From a defensive perspective, the key to slowing down Seattle is to take Lockett and Metcalf out of the game as much as possible. Those two are the big play machines, and eliminating the big play effectively shuts down an offense that has found it nearly impossible to sustain long drives this season. In addition, one thing a lot of teams have found success doing against Seattle this season is disguising coverages with late rotations. Cardinals defensive coordinator Vance Joseph went on record Tuesday on this matter, and if defensive coordinators are mentioning it publicly, it’s obviously a weakness known across the league.

#AZCardinals DC Vance Joseph says on third down “our disguise was excellent” vs Russell Wilson. Says showed looks pre-snap and took ’em away post-snap. #AZvsSEA

— Paul Calvisi (@PaulCalvisi) November 23, 2021

WFT head coach Ron Rivera used late rotations to great success for a large portion of a 2018 game against Wilson and the Seahawks while with the Carolina Panthers. It looked like Carolina would emerge victorious until Russ went Russ and put ten points on the board in the final three and a half minutes of the game.

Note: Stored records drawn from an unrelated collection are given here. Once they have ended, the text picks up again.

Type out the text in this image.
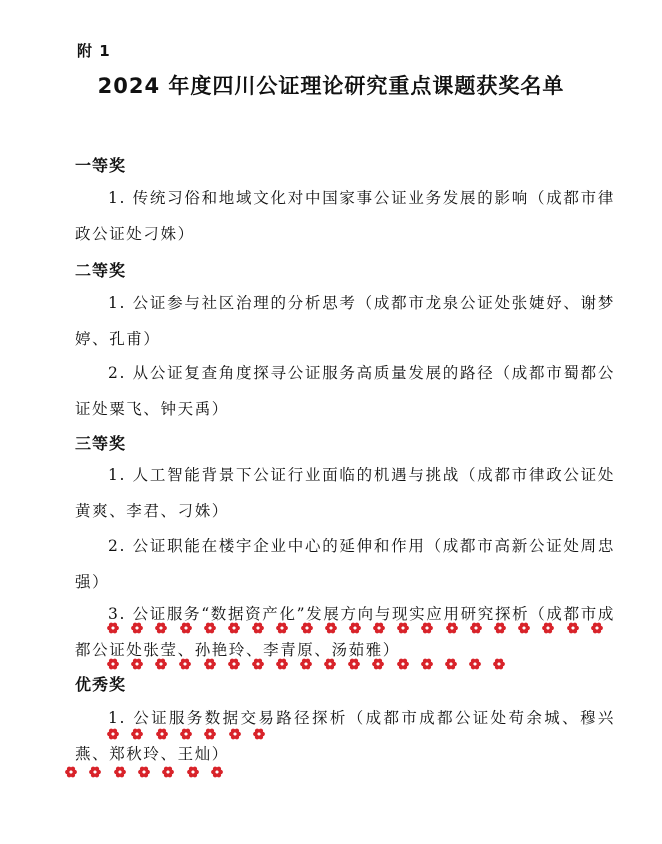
附 1
2024 年度四川公证理论研究重点课题获奖名单
一等奖
1. 传统习俗和地域文化对中国家事公证业务发展的影响（成都市律政公证处刁姝）
二等奖
1. 公证参与社区治理的分析思考（成都市龙泉公证处张婕妤、谢梦婷、孔甫）
2. 从公证复查角度探寻公证服务高质量发展的路径（成都市蜀都公证处粟飞、钟天禹）
三等奖
1. 人工智能背景下公证行业面临的机遇与挑战（成都市律政公证处黄爽、李君、刁姝）
2. 公证职能在楼宇企业中心的延伸和作用（成都市高新公证处周忠强）
3. 公证服务“数据资产化”发展方向与现实应用研究探析（成都市成都公证处张莹、孙艳玲、李青原、汤茹雅）
优秀奖
1. 公证服务数据交易路径探析（成都市成都公证处苟余城、穆兴燕、郑秋玲、王灿）
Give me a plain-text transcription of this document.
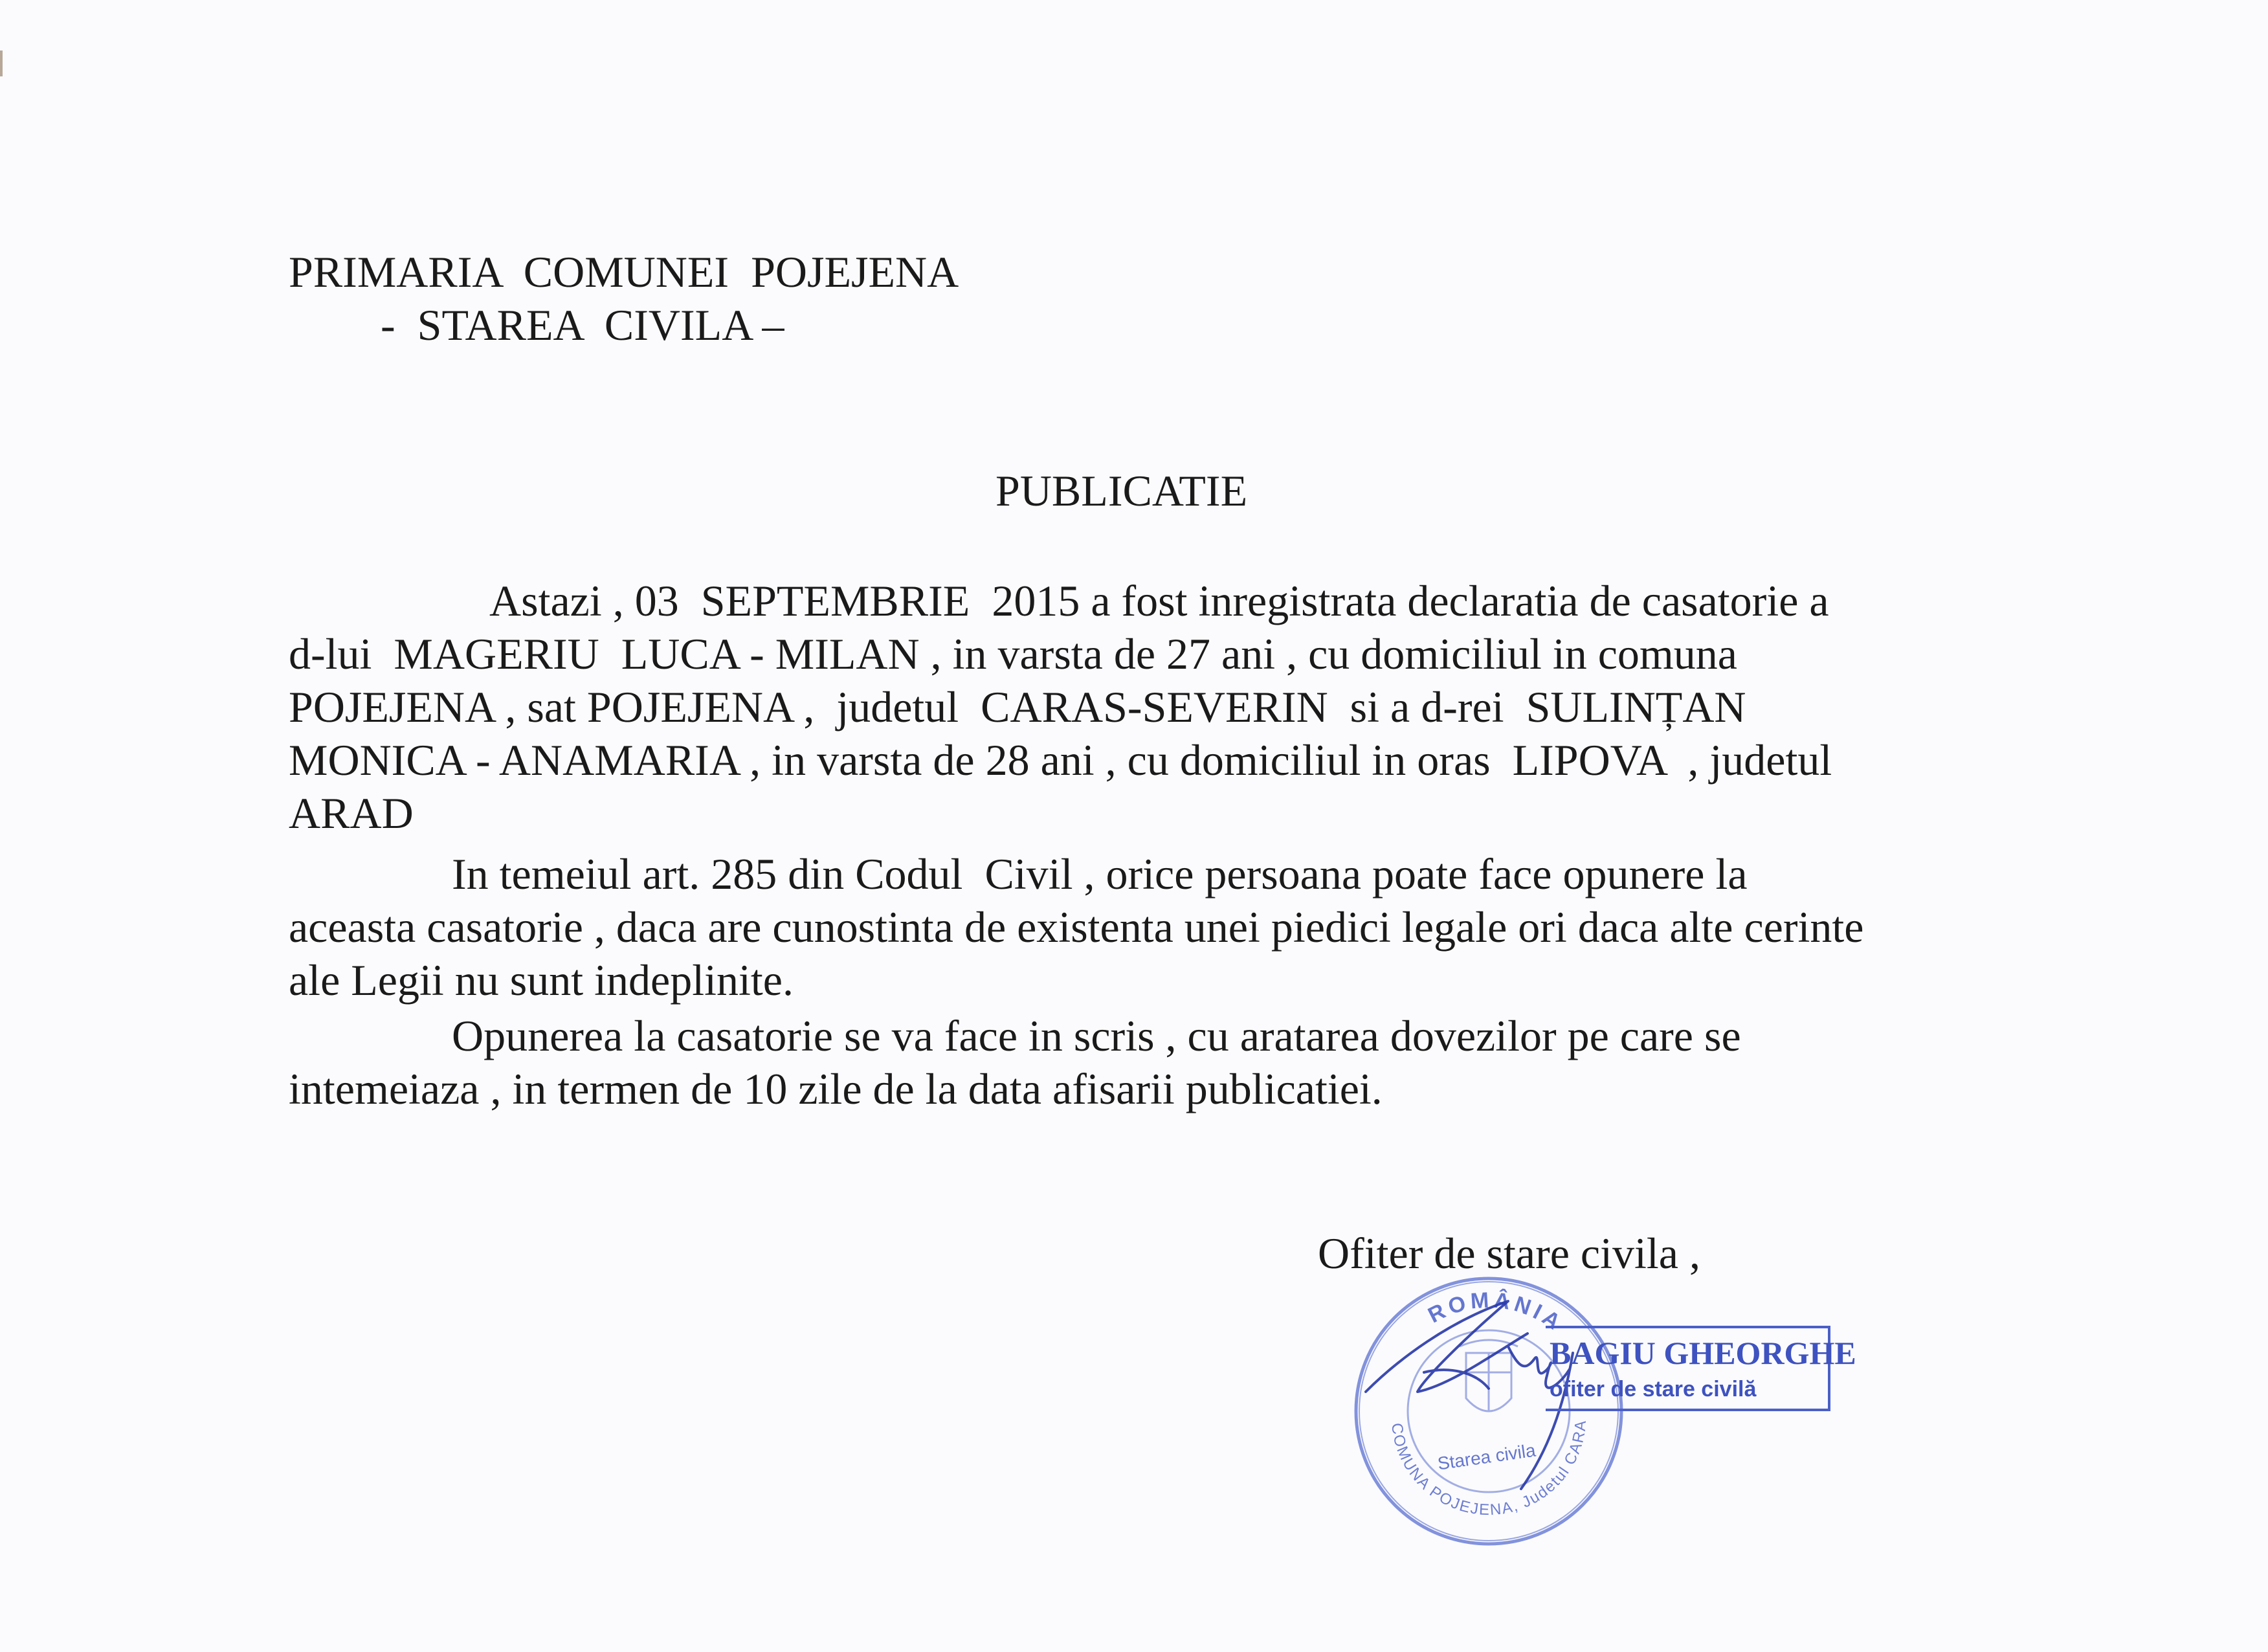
PRIMARIA  COMUNEI  POJEJENA

-  STAREA  CIVILA –

PUBLICATIE

Astazi , 03  SEPTEMBRIE  2015 a fost inregistrata declaratia de casatorie a

d-lui  MAGERIU  LUCA - MILAN , in varsta de 27 ani , cu domiciliul in comuna

POJEJENA , sat POJEJENA ,  judetul  CARAS-SEVERIN  si a d-rei  SULINȚAN

MONICA - ANAMARIA , in varsta de 28 ani , cu domiciliul in oras  LIPOVA  , judetul

ARAD

In temeiul art. 285 din Codul  Civil , orice persoana poate face opunere la

aceasta casatorie , daca are cunostinta de existenta unei piedici legale ori daca alte cerinte

ale Legii nu sunt indeplinite.

Opunerea la casatorie se va face in scris , cu aratarea dovezilor pe care se

intemeiaza , in termen de 10 zile de la data afisarii publicatiei.

Ofiter de stare civila ,

ROMÂNIA
COMUNA POJEJENA, Judetul CARA
Starea civila
BAGIU GHEORGHE
ofiter de stare civilă
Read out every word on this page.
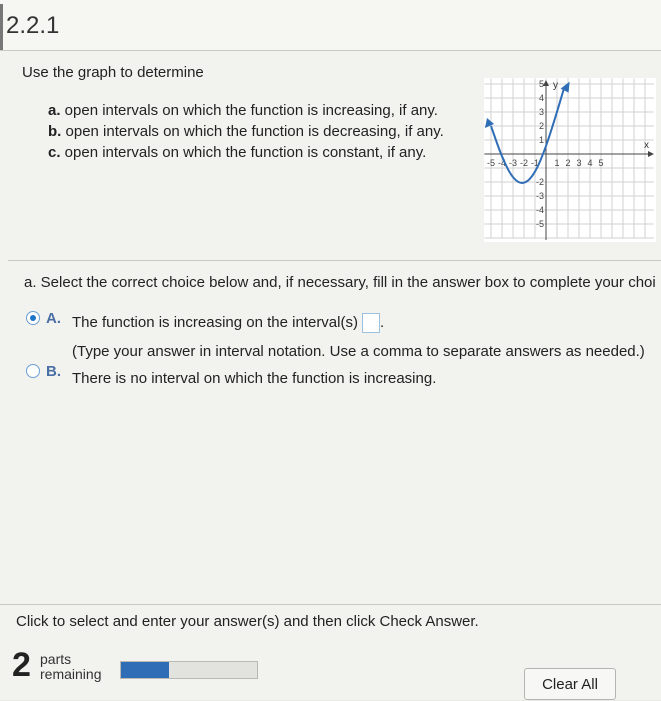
2.2.1
Use the graph to determine
a. open intervals on which the function is increasing, if any.
b. open intervals on which the function is decreasing, if any.
c. open intervals on which the function is constant, if any.
y
x
-5 -4 -3 -2 -1 1 2 3 4 5
5
4
3
2
1
-2
-3
-4
-5
a. Select the correct choice below and, if necessary, fill in the answer box to complete your choi
A. The function is increasing on the interval(s) .
(Type your answer in interval notation. Use a comma to separate answers as needed.)
B. There is no interval on which the function is increasing.
Click to select and enter your answer(s) and then click Check Answer.
2 parts
remaining
Clear All
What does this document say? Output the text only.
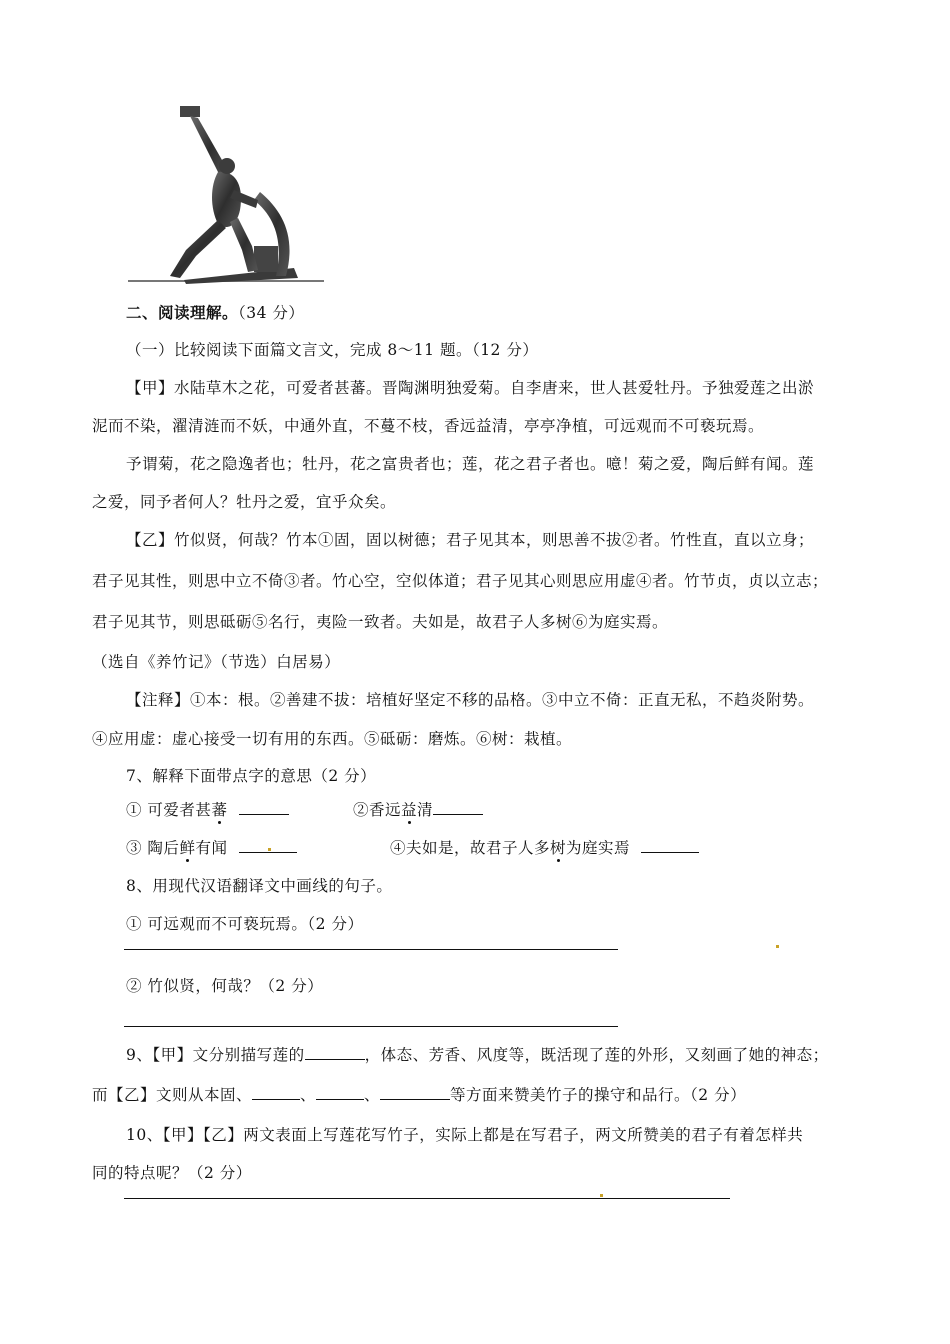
二、阅读理解。（34 分）
（一）比较阅读下面篇文言文，完成 8～11 题。（12 分）
【甲】水陆草木之花，可爱者甚蕃。晋陶渊明独爱菊。自李唐来，世人甚爱牡丹。予独爱莲之出淤
泥而不染，濯清涟而不妖，中通外直，不蔓不枝，香远益清，亭亭净植，可远观而不可亵玩焉。
予谓菊，花之隐逸者也；牡丹，花之富贵者也；莲，花之君子者也。噫！菊之爱，陶后鲜有闻。莲
之爱，同予者何人？牡丹之爱，宜乎众矣。
【乙】竹似贤，何哉？竹本①固，固以树德；君子见其本，则思善不拔②者。竹性直，直以立身；
君子见其性，则思中立不倚③者。竹心空，空似体道；君子见其心则思应用虚④者。竹节贞，贞以立志；
君子见其节，则思砥砺⑤名行，夷险一致者。夫如是，故君子人多树⑥为庭实焉。
（选自《养竹记》（节选）白居易）
【注释】①本：根。②善建不拔：培植好坚定不移的品格。③中立不倚：正直无私，不趋炎附势。
④应用虚：虚心接受一切有用的东西。⑤砥砺：磨炼。⑥树：栽植。
7、解释下面带点字的意思（2 分）
① 可爱者甚蕃	②香远益清
③ 陶后鲜有闻	④夫如是，故君子人多树为庭实焉
8、用现代汉语翻译文中画线的句子。
① 可远观而不可亵玩焉。（2 分）
② 竹似贤，何哉？（2 分）
9、【甲】文分别描写莲的	，体态、芳香、风度等，既活现了莲的外形，又刻画了她的神态；
而【乙】文则从本固、	、	、	等方面来赞美竹子的操守和品行。（2 分）
10、【甲】【乙】两文表面上写莲花写竹子，实际上都是在写君子，两文所赞美的君子有着怎样共
同的特点呢？（2 分）
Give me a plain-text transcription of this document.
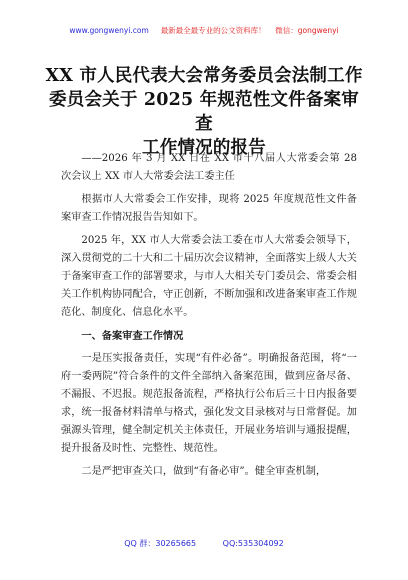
www.gongwenyi.com 最新最全最专业的公文资料库！ 微信：gongwenyi
XX 市人民代表大会常务委员会法制工作
委员会关于 2025 年规范性文件备案审查
工作情况的报告

——2026 年 3 月 XX 日在 XX 市十八届人大常委会第 28 次会议上 XX 市人大常委会法工委主任

根据市人大常委会工作安排，现将 2025 年度规范性文件备案审查工作情况报告告知如下。

2025 年，XX 市人大常委会法工委在市人大常委会领导下，深入贯彻党的二十大和二十届历次会议精神，全面落实上级人大关于备案审查工作的部署要求，与市人大相关专门委员会、常委会相关工作机构协同配合，守正创新，不断加强和改进备案审查工作规范化、制度化、信息化水平。

一、备案审查工作情况

一是压实报备责任，实现“有件必备”。明确报备范围，将“一府一委两院”符合条件的文件全部纳入备案范围，做到应备尽备、不漏报、不迟报。规范报备流程，严格执行公布后三十日内报备要求，统一报备材料清单与格式，强化发文目录核对与日常督促。加强源头管理，健全制定机关主体责任，开展业务培训与通报提醒，提升报备及时性、完整性、规范性。

二是严把审查关口，做到“有备必审”。健全审查机制，

QQ 群：30265665	QQ:535304092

When Washington has the ball, they’ll want to attack whatever it is that the Seahawks defense is giving them. For much of the season, screen passes and dump offs to running backs were the kryptonite of the Seattle defense. However, they appear to have focused on that better the past couple of weeks. Arizona promptly exploited that shift in focus by going to Zach Ertz repeatedly and then repeatedly dumping the ball off to Rondale Moore and letting him make something out of nothing. If McKissic, or any of the other WFT backs are able to do something similar, it could be a real problem for the Seahawks.


Thanks again to John Gilbert for taking time out of his day to answer our questions about the Seahawks.